Recently I sat in a dark auditorium to watch a screening of “The Maltese Falcon” for what must have been the 100th time. Most of the others in the audience were college students, and within minutes they began to titter. By the third scene, the titters turned into belly laughs.
The dialogue was so clichéd and the characters were such stereotypes: the cynical detective who works both sides of the law, his spunky and fiercely loyal secretary, the trench coat-draped gunman who talks out of the side of his mouth, the femme fatale who manipulates men with the promise of sex.
The youthful audience reacted as if they were watching a parody—the sort of thing Mel Brooks might make today if he decided to lampoon noir the way he did westerns in “Blazing Saddles.”
Even to me, John Huston’s masterpiece and the Dashiell Hammett novel it was based on seem vaguely antique now. But to those who saw the movie when it was released in 1941, every line of dialogue was a revelation.
Sam Spade, Effie Perine, Wilmer, and Brigid O’Shaugnessy are archetypes today, but Hammett and Huston were the artists who first gave them breath. “The Maltese Falcon”–both the movie and the novel—were works of astounding originality.
The story of Sam Spade’s tussle with a gang of cutthroats hell-bent on finding a jewel-encrusted black bird first appeared 80 years ago as a five-part serial in the pulp magazine “Black Mask.” A few weeks later it was published between hard covers, and American pop culture would never be the same again.

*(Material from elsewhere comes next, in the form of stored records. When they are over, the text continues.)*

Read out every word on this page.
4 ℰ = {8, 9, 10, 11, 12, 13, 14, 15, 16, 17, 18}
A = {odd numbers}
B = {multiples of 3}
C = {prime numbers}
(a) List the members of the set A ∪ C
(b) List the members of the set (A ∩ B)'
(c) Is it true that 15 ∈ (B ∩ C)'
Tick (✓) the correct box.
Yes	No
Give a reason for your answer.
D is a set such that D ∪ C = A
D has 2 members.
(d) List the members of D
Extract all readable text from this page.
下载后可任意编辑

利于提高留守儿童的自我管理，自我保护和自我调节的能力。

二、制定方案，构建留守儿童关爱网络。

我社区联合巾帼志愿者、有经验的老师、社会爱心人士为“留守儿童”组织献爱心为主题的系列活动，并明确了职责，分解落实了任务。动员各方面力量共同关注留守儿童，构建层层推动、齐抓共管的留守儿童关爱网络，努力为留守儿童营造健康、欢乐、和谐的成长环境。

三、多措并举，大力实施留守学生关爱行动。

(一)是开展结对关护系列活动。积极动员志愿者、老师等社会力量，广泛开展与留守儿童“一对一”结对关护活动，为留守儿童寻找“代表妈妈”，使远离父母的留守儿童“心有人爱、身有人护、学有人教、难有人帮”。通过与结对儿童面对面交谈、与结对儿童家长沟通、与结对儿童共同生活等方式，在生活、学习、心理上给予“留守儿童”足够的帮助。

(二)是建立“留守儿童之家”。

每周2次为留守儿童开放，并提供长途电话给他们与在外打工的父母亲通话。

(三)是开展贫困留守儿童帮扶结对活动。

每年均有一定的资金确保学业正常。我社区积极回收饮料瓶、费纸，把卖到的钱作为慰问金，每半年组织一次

Before the black bird, there were two kinds of crime stories.
Most were puzzle mysteries in which murders were committed in libraries or drawing rooms and then solved by clever detectives who unmasked the guilty through improbable deductive reasoning.
Such stories, which continue to be written today, portray the world as a just and orderly place. When a crime intrudes, it creates an aura of menace and disorder. Then the detective solves it and restores the natural order of things. These stories reflect a Victorian world view, one of faith in progress and human decency.
After that faith was shattered by the carnage of World War I, a new kind of crime story emerged. In it, Raymond Chandler would later write, the world was a madhouse that had “created the machinery for its own destruction, and was learning to use it with all the moronic delight of a gangster trying out his first machine gun. The law was something to be manipulated for power and profit. The streets were dark with something more than night.”
At first these stories, mostly sordid and poorly written, appeared in five-cent pulp magazines that men read in bars and barbershops and hid from their wives and children.
The pulps gave Hammett and Chandler their start; but with their mastery of style and storytelling, they soon lifted this new kind of crime story from the five-cent magazines and transformed it into literature.
Hammett was the first to do so; “The Maltese Falcon” appeared nine years before Chandler’s “The Big Sleep.”
Hammett’s yarn is hard-boiled even by today’s standards. The narrative is spare and unsentimental. The dialogue is pitch-perfect and heavy on the vernacular. Hammett’s familiarity with San Francisco, where the story is set, infused the story with realism, as did his past life as a newsboy, stevedore, and Pinkerton detective.
But the character of Sam Spade is Hammett’s crowning achievement, defining the American ideal of the private detective for all time.
In his preface to the 1934 edition of “The Maltese Falcon,” Hammett described Spade this way: “He is what most of the detectives I worked with would liked to have been and what quite a few of them, in their cockier moments, thought they approached … a hard and shifty fellow, able to take care of himself in any situation, able to get the best of anybody he comes in contact with.”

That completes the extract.